Si è verificato che la FIFA potrebbe agire dopo le richieste di vietare diverse federazioni nazionali, ma, come riportato all’inizio di questa settimana, la FIFA ha rifiutato di intraprendere qualsiasi azione a seguito dell’invasione militare a Gaza.

Gianni Infantino vuole che la Palestina e Israele si uniscano al calcio

Il presidente della FIFA Gianni Infantino ha iniziato il suo vertice con particolare attenzione al focus, usando il calcio come strumento per raggiungere la pace e l’unità in tutto il mondo. “Alla FIFA, ci impegniamo a usare il potere del calcio per unire le persone in un mondo diviso”, ha spiegato Infantino citato da Cadena Cope.

“I nostri pensieri sono con coloro che soffrono in molti conflitti in tutto il mondo oggi. La FIFA non può risolvere i problemi geopolitici, ma può e dovrebbe promuovere il calcio in tutto il mondo, sfruttando i suoi valori unificanti, educativi, culturali e umanitari.”

Immagine tramite RTVE

“La FIFA continuerà a invitare tutte le parti interessate a partecipare a un dialogo significativo per proteggere i giocatori, trovare il giusto equilibrio tra il calcio del club e la squadra nazionale in tutto il mondo e migliorare il calcio per il futuro”.
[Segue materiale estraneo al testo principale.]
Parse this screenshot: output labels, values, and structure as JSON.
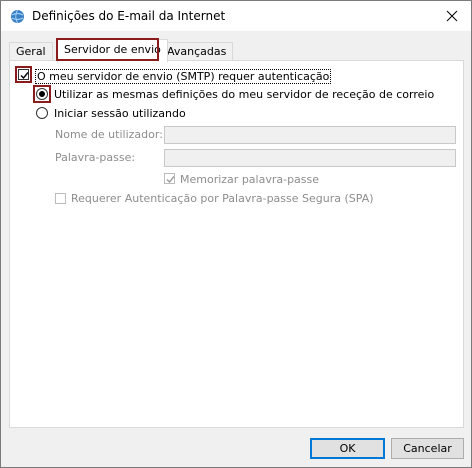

Cope continua a dire che la sua posizione è stata influenzata dalla ristretta relazione di Infantino con il presidente degli Stati Uniti Donald Trump, che è il più grande alleato internazionale di Israele. La FIFA, ovviamente, ha vietato alla Russia dalla concorrenza internazionale dopo l’invasione dell’Ucraina, ma la questione non ha nemmeno votato.

La Palestina parteciperà a due amichevoli il mese prossimo con il paese basco e la Catalogna, “in onore delle vittime di un genocidio”.

La delegazione iraniana ha posto il veto dall’ingresso agli Stati Uniti

Alla fine di quest’anno, il sorteggio si svolgerà negli Stati Uniti per la Coppa del Mondo del 2026, ma la Federazione Football Iranian non sarà lì. A – -attore dei giganti asiatici ha parlato con il quotidiano Shargh, come citato di nuovo da GuidareHa spiegato che gli è stato negato l’ingresso negli Stati Uniti.

L’Iran è uno dei paesi vetizzati di viaggiare negli Stati Uniti da Trump, che non ha mostrato alcun segno di allentamento di questa legge alla Coppa del Mondo. Il presidente Mehdi Taj intende premere Infantino e da Trump Power of Attorney per consentire loro di partecipare al sorteggio. La loro speranza è che la FIFA pianifichi i suoi giochi in Canada e Messico per evitare problemi con i divieti di viaggio.